No dia do crime, imagens gravadas por populares e testemunhas comprovam que o policial usava apenas a calça cáqui da PRF e na parte de cima uma camiseta listrada. Porém, como não foi levado direto para a delegacia, ele se apresentou horas depois para dar seu depoimento, usando a mesma calça, mas outra camiseta, uma cinza. 

Moon foi preso ainda no dia 31 de dezembro. No dia 1º, por decisão do juiz José de Andrade Neto, foi solto, mesmo com as evidências de que ele trocou de roupa, o que prejudicou a perícia criminal. 

No dia 4 de janeiro, o mesmo magistrado decretou a prisão temporária de Ricardo, na qual justificou que naquele momento havia chegado evidências de que o agente federal poderia ter fraudado a cena do crime, utilizando telefone, mudando de vestimenta e recebendo ajuda de outros policiais.   

Preso no dia 5, Moon foi denunciado à Justiça pelo Ministério Público Estadual, que, além de entender que houve homicídio doloso e duas tentativas de homicídio doloso, também ocorreu fraude processual, pois 

"há indícios de terem induzido o juízo ao erro e produzisse efeito para beneficiar o acusado", escreveu o promotor  de Justiça, José Eduardo Rizkallah. 

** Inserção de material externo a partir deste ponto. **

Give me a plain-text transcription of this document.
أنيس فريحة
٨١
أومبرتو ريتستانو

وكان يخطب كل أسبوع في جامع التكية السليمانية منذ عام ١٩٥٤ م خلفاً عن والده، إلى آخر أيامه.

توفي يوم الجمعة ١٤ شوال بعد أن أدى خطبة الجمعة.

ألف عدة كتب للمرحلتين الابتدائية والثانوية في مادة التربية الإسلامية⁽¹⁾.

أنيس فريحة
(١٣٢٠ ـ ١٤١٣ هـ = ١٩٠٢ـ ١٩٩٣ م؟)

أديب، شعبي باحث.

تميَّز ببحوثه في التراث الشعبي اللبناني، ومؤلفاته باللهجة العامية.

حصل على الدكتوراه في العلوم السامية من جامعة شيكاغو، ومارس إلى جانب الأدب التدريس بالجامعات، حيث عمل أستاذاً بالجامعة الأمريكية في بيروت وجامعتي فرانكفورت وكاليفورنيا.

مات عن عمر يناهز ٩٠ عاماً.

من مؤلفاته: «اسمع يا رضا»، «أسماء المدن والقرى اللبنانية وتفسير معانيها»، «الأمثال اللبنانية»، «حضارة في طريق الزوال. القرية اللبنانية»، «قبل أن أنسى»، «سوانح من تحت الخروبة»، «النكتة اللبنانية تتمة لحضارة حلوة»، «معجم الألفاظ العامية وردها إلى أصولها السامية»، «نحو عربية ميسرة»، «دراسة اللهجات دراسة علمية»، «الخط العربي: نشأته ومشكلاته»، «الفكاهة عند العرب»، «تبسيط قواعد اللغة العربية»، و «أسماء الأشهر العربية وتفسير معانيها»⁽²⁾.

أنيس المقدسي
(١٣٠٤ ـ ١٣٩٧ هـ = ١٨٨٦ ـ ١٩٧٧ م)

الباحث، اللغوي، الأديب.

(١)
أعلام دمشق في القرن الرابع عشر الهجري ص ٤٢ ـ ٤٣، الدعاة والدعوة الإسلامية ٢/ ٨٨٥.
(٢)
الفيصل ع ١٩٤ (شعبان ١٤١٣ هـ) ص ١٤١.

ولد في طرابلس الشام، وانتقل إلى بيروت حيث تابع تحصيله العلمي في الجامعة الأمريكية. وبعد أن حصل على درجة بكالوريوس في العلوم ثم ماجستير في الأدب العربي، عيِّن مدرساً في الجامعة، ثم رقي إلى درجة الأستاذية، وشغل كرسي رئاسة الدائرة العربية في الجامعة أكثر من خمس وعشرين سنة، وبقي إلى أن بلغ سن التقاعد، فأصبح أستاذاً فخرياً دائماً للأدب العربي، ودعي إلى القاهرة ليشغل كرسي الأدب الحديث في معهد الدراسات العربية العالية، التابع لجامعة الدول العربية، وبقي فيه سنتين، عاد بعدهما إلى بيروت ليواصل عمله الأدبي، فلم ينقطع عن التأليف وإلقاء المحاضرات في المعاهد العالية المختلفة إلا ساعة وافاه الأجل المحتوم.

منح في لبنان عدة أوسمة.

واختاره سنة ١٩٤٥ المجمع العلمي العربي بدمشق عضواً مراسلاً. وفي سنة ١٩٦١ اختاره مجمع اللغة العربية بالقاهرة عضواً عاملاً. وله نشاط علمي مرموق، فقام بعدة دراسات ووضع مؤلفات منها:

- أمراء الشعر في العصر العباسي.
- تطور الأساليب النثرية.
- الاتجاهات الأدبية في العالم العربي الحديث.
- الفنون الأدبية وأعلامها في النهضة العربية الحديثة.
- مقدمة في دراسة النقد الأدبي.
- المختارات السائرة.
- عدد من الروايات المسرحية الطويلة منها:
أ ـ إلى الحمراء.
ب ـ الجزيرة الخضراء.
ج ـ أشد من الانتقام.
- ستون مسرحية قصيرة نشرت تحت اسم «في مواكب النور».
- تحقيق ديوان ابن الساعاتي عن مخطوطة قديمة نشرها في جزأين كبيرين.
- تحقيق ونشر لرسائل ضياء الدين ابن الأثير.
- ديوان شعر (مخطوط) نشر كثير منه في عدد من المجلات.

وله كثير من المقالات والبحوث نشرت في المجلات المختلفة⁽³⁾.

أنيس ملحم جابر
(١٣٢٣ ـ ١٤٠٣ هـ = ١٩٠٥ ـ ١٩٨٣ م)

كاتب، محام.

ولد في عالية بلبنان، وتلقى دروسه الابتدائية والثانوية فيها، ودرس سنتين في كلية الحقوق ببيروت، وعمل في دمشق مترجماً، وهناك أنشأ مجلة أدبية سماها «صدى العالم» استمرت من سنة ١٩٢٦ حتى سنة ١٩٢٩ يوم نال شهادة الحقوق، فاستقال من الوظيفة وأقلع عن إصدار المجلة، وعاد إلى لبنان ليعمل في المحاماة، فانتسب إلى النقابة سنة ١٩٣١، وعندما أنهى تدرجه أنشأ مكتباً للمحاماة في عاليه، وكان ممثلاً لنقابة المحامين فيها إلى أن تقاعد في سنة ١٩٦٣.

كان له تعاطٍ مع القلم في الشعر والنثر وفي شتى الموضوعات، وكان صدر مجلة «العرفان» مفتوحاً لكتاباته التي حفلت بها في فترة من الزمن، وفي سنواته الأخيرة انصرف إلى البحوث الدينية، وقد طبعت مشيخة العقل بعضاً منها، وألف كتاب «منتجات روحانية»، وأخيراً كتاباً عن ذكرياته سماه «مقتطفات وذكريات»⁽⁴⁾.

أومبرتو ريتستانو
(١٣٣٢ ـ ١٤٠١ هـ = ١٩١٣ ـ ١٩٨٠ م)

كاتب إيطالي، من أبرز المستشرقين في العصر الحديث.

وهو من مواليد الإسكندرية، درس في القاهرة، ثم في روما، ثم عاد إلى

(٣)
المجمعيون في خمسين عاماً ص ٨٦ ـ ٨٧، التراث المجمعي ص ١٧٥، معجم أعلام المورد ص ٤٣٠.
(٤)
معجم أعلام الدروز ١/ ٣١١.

No dia 31 de janeiro, o juiz Carlos Alberto Garcete de Almeida, aceitou parcialmente a denúncia do MPE e colocou em liberdade o réu. Porém, Garcete livrou Ricardo Moon de crime de fraude processual, justificando à época que, ainda que o acusado tivesse mentido em seu depoimento, este era um direito dele e não pode ser processado por isso. O magistrado destacou também que, em seu depoimento à polícia, Moon confessou que usava somente a parte de baixo da farda na hora do crime, portanto não teria mentido. 

O MPE recorreu da decisão quatro dias depois e pediu o retorno do réu à prisão e que ele também seja processado por fraude processual. 

Nessa quinta-feira (9), o juiz Garcete determinou, junto com a quebra de sigilo telefônico de 'Coreia', o laudo de degravação das imagens da delegacia de polícia na data do crime, desde a chegada do acusado até a sua apresentação à autoridade policial, assim como novos depoimentos.